I tried for a while and then it was like, forget this. I got out of the water and just waited for him. I was like you’ve got to get out sometime. And when he came out and I asked, “How could you? I told you I was afraid and you just left me.” And he said something that really resonated. It was really a great truth. He said, “No one can teach you to manage your fears, but you.” And he was right.
From that day on, I would go out and I would sit on the board. I got a little better at paddling. I got a little better with the balance. And I still sometimes would freak out. Then I would be like, okay, what’s the worst that could happen? Well, a shark could bite you and kill you. Well, is that happening now? No. Okay. You know, you kind of just work through it. What’s the worst that can happen? Well, I can drown. Is that happening now? No. So I surfed for over a year every day. And then I was hooked.

Camille’s courage, love of adventure and travel and a free plane ticket later lead her to fly to the Arctic Circle.  There is a point where she is fives mile away from the nearest town and all she can see in all directions is just white and she has an epiphany.

 On this extreme part of our planet I was realizing that I was a creature of this planet, that I was literally made of the material of this planet—that we all are.
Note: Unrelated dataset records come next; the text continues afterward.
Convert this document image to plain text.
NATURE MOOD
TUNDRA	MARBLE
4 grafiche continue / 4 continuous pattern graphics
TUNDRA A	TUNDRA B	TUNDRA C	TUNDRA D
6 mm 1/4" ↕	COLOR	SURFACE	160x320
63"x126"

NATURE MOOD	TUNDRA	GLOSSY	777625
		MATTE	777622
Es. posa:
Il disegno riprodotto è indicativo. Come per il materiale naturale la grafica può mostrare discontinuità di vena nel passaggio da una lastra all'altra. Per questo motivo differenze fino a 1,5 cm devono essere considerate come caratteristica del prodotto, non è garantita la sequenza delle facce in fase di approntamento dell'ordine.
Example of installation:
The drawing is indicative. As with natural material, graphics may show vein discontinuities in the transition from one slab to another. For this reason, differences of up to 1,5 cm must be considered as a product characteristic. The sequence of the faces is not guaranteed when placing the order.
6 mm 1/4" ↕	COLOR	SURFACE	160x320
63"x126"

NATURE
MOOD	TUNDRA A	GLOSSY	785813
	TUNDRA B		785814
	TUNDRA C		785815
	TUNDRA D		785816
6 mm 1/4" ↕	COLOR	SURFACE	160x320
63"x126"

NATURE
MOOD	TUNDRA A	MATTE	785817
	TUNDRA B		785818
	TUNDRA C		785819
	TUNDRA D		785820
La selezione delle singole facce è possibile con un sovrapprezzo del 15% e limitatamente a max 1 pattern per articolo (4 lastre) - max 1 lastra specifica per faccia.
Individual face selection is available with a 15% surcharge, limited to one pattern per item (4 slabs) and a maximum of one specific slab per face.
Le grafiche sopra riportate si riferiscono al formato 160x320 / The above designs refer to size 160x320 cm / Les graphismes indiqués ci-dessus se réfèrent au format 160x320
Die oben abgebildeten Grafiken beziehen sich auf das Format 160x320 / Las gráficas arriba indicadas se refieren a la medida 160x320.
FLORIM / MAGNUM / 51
And in those moments, I realized the absurdity of tribe, of border, of culture, of language—because at the bottom of it all, we are all made of this material. We are all earthlings. There is no separation. There is no distinction. None of us were born in outer space. We will all return to the material of this earth.
What was so clear was that I was standing on my rock in space. I understood the immensity, and also the minuscule nature of that. I understood that I meant nothing in the scale of time and space and history of this planet. That it would blow over my cold dead bones without a thought. But the fact that I could stand there on the ice and actually ponder such things was a miracle. That was a self-realization at its finest. It made me realize what my grandfather was trying to show me.
I started to think about that; if my sweat becomes the rain, whose sweat is this ice? How many ancestors ago, what creatures created this? They’re all my relations, all my relatives. And in that, I understood the integral nature of this planet—that we truly are a web of life.
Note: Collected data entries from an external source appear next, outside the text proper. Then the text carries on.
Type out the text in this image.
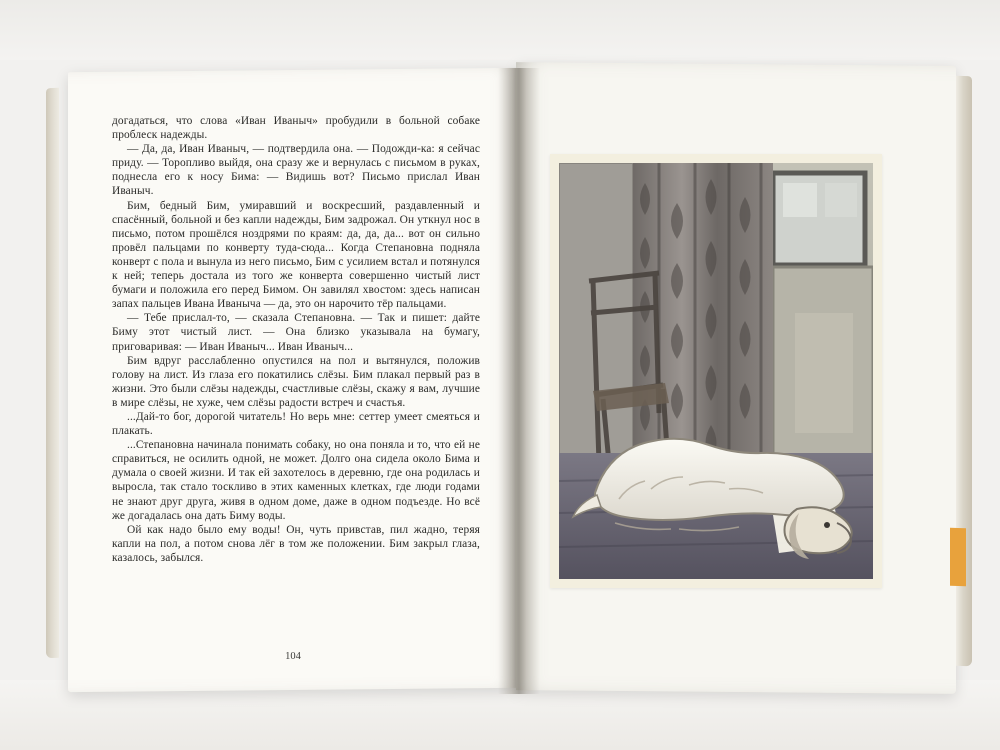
догадаться, что слова «Иван Иваныч» пробудили в больной собаке проблеск надежды.

— Да, да, Иван Иваныч, — подтвердила она. — Подожди-ка: я сейчас приду. — Торопливо выйдя, она сразу же и вернулась с письмом в руках, поднесла его к носу Бима: — Видишь вот? Письмо прислал Иван Иваныч.

Бим, бедный Бим, умиравший и воскресший, раздавленный и спасённый, больной и без капли надежды, Бим задрожал. Он уткнул нос в письмо, потом прошёлся ноздрями по краям: да, да, да... вот он сильно провёл пальцами по конверту туда-сюда... Когда Степановна подняла конверт с пола и вынула из него письмо, Бим с усилием встал и потянулся к ней; теперь достала из того же конверта совершенно чистый лист бумаги и положила его перед Бимом. Он завилял хвостом: здесь написан запах пальцев Ивана Иваныча — да, это он нарочито тёр пальцами.

— Тебе прислал-то, — сказала Степановна. — Так и пишет: дайте Биму этот чистый лист. — Она близко указывала на бумагу, приговаривая: — Иван Иваныч... Иван Иваныч...

Бим вдруг расслабленно опустился на пол и вытянулся, положив голову на лист. Из глаза его покатились слёзы. Бим плакал первый раз в жизни. Это были слёзы надежды, счастливые слёзы, скажу я вам, лучшие в мире слёзы, не хуже, чем слёзы радости встреч и счастья.

...Дай-то бог, дорогой читатель! Но верь мне: сеттер умеет смеяться и плакать.

...Степановна начинала понимать собаку, но она поняла и то, что ей не справиться, не осилить одной, не может. Долго она сидела около Бима и думала о своей жизни. И так ей захотелось в деревню, где она родилась и выросла, так стало тоскливо в этих каменных клетках, где люди годами не знают друг друга, живя в одном доме, даже в одном подъезде. Но всё же догадалась она дать Биму воды.

Ой как надо было ему воды! Он, чуть привстав, пил жадно, теряя капли на пол, а потом снова лёг в том же положении. Бим закрыл глаза, казалось, забылся.

104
Here are two of her amazing photos.

The Last Iceberg
The Last Iceberg photo by Camille Seaman

 

Photo by Camille Seaman
Photo by Camille Seaman

Here is a TED talk given by Camille about her iceberg photography experiences.


The experiences of these two women inspired me.  What are your thoughts?

Creativity and art (music and photography) play significant roles in Alice and Camille’s lives.  What forms of creativity and art play a role in your life?

This post began with a quote by Seth Godin that reads: Art is a personal act of courage, something one human does that creates change in another.  Do you agree with this quote?  Have you ever felt changed by an experience with art?